Он сознательно старается дышать медленнее. Кажется, будто он сердит, но в душе он просто объят ужасом. Он пробует прием, о котором когда-то услышал как о почерпнутом из журнала: «Представим, что Кирстен действительно позволила себе кое-что с Беном, то что она могла бы этим поступком продемонстрировать? Что я хотел «сказать» тем, что был с Лорен? Хотел ли я бросить Кирстен? Решительно – нет. Так же и она, когда была с Беном, то тоже не хотела убегать. Наверное, просто чувствовала невнимание к себе и свою ранимость и захотела утвердиться в своей сексуальности – в том, о чем она уже рассказала мне как о своей потребности и как о том, что мне тоже нужно. Что бы она ни натворила, это, видимо, было не хуже того, что случилось в Берлине, что само по себе отнюдь не было так уж плохо. Простить ее – означало бы примириться с теми же самыми порывами, какие были и у меня, и понять, что они были не больше врагами нашего брака и нашей любви оттого, что были ее, а не моими». Звучит очень логично и возвышенно. И все же нет в этом ни малейшей разницы. Он принимается учиться «быть хорошим», только не в нормальном, а в эдаком вторичном смысле: слушая проповедь или покорно следуя общественным правилам от безысходности или от пассивного, трусливого почитания традиции. Он становится более приятным человеком, каким его делает самое надежное и действенное средство из всех возможных: он получает шанс исследовать долгосрочные последствия плохого поведения изнутри.

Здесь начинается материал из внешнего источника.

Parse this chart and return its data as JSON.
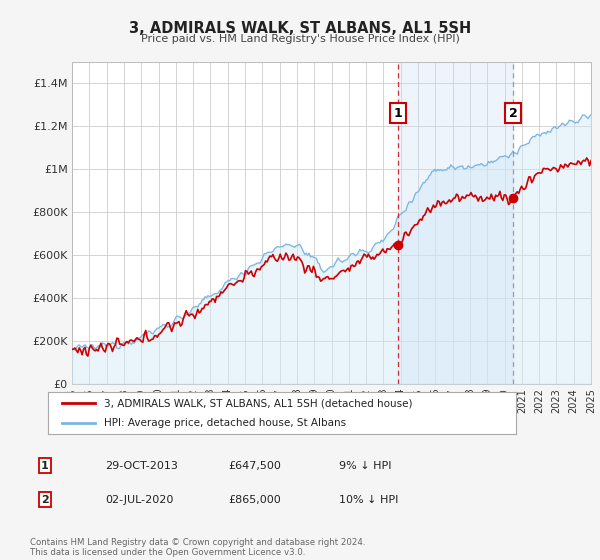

До тех пор пока мы бессознательно пользуемся благом преданности других, самообладание в случае адюльтера дается нам легко. Постоянное неведение предательства создает неважные предпосылки для того, чтобы хранить верность. Вхождение в состав подлинно более верных супругов требует от нас болезненно пережить какие-либо по-настоящему прививочные случаи, когда мы временно предаемся безмерной панике, чувствуем, будто над нами совершено насилие, будто мы на грани краха. Только тогда запрет на предательство наших «вторых половин» обращается из успокоительной банальности в постоянно четкий моральный императив.
Заклятые желания
Прежде всего Рабих стремится к надежности. Воскресные вечера зимой часто становятся особенно уютными, когда все они вчетвером, усевшись вокруг стола, поедают приготовленные Кирстен макароны: Уильям хихикая, Эстер распевая. За окном темно. Рабих лакомится своим любимым немецким хлебом «памперникелем» [43]. После этого следуют игра в «Монополию», битва подушками, затем ванна, сказка и время спать для детей. Кирстен с Рабихом тоже забираются на кровать посмотреть фильм по телевизору, они держатся за руки под пуховым одеялом, как делали и вначале, хотя теперь остальное сводится к почти стеснительному чмоканию в губы, и уже через десять минут оба спят, безмятежные и закутанные.